Telstra, one of the country’s big electricity users, has signed contracts with the huge Murra Warra wind farm in Victoria – along with ANZ and CC Amatil – and has also signed a contract for the soon to be completed Emerald solar farm in Queensland.

The push by CUB is part of a global push by its owner Anheuser-Busch In-Bev, to aim for 100 per cent renewable energy for its entire operations by 2025, as we reported here.

But CUB’s head of sustainability Jan Clysner, said he hoped to reach 100 per cent by the end of the year, once the Karadoc solar farm is completed and the rooftop solar installed. “It’s a bit of stretch, but that’s how we get to the best results,” he told RenewEconomy.

“It makes sense commercially, and it’s the right thing to do for the environment. That’s why we are pushing as fast as possible.”

Clysner said the use of solar would lower the electricity bill compared to what they pay today, but wouldn’t reveal details of the contract with BayWa.

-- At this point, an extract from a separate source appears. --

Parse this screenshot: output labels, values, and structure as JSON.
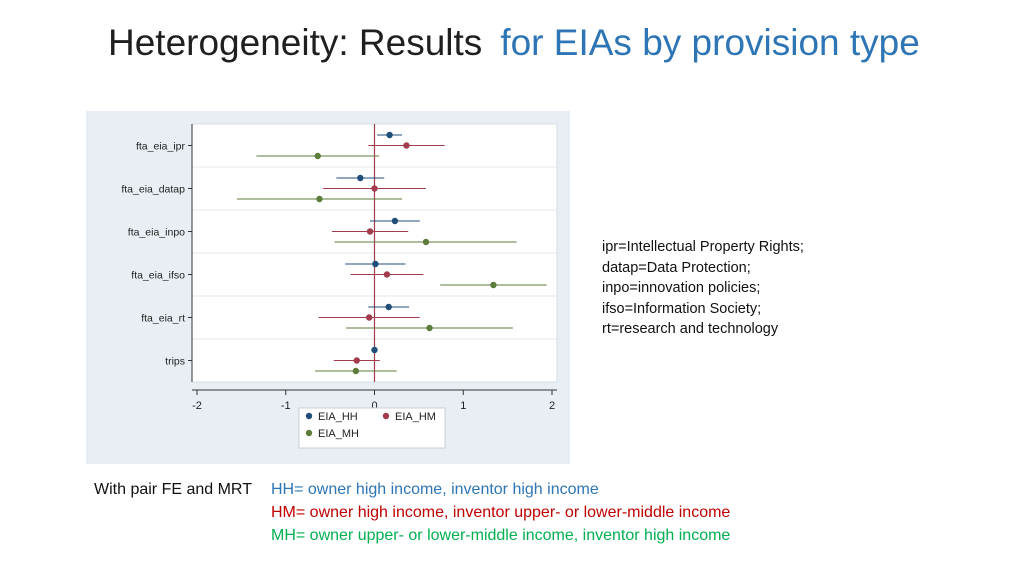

Brewers around the world are following suit. MillerCoors has contracted solar in California, and Heineken has a 70% renewables target for 2030.Currently it’s at 23 per cent.

In Australia, any number of boutique brewers are taking similar paths – both for environmental credential and to lower electricity costs. These include Collingwood-based Stomping Ground Brewing Co, Young Henry’s and Bright Brewery.

CUB has signed a 12 year power purchase agreement for less than half of the output of the Karadoc solar farm in Mildura, but says this will account for nearly 90 per cent of its total electricity needs. The rest can be met with rooftop solar.

The deal with BayWa is the result of a tender by Foster’s for the delivery of its renewable energy needs. A total of 15 different companies were talked to, both wind and solar.

The solar farm is being built now by Melbourne-based Beon Energy Solutions. It says all facilities will remain on-grid.

CUB brews include Victoria Bitter, Carlton Draught, Great Northern, Pure Blonde, Carlton Dry, Melbourne Bitter, Crown Lager, Cascade Premium Light, and the Yak Ales.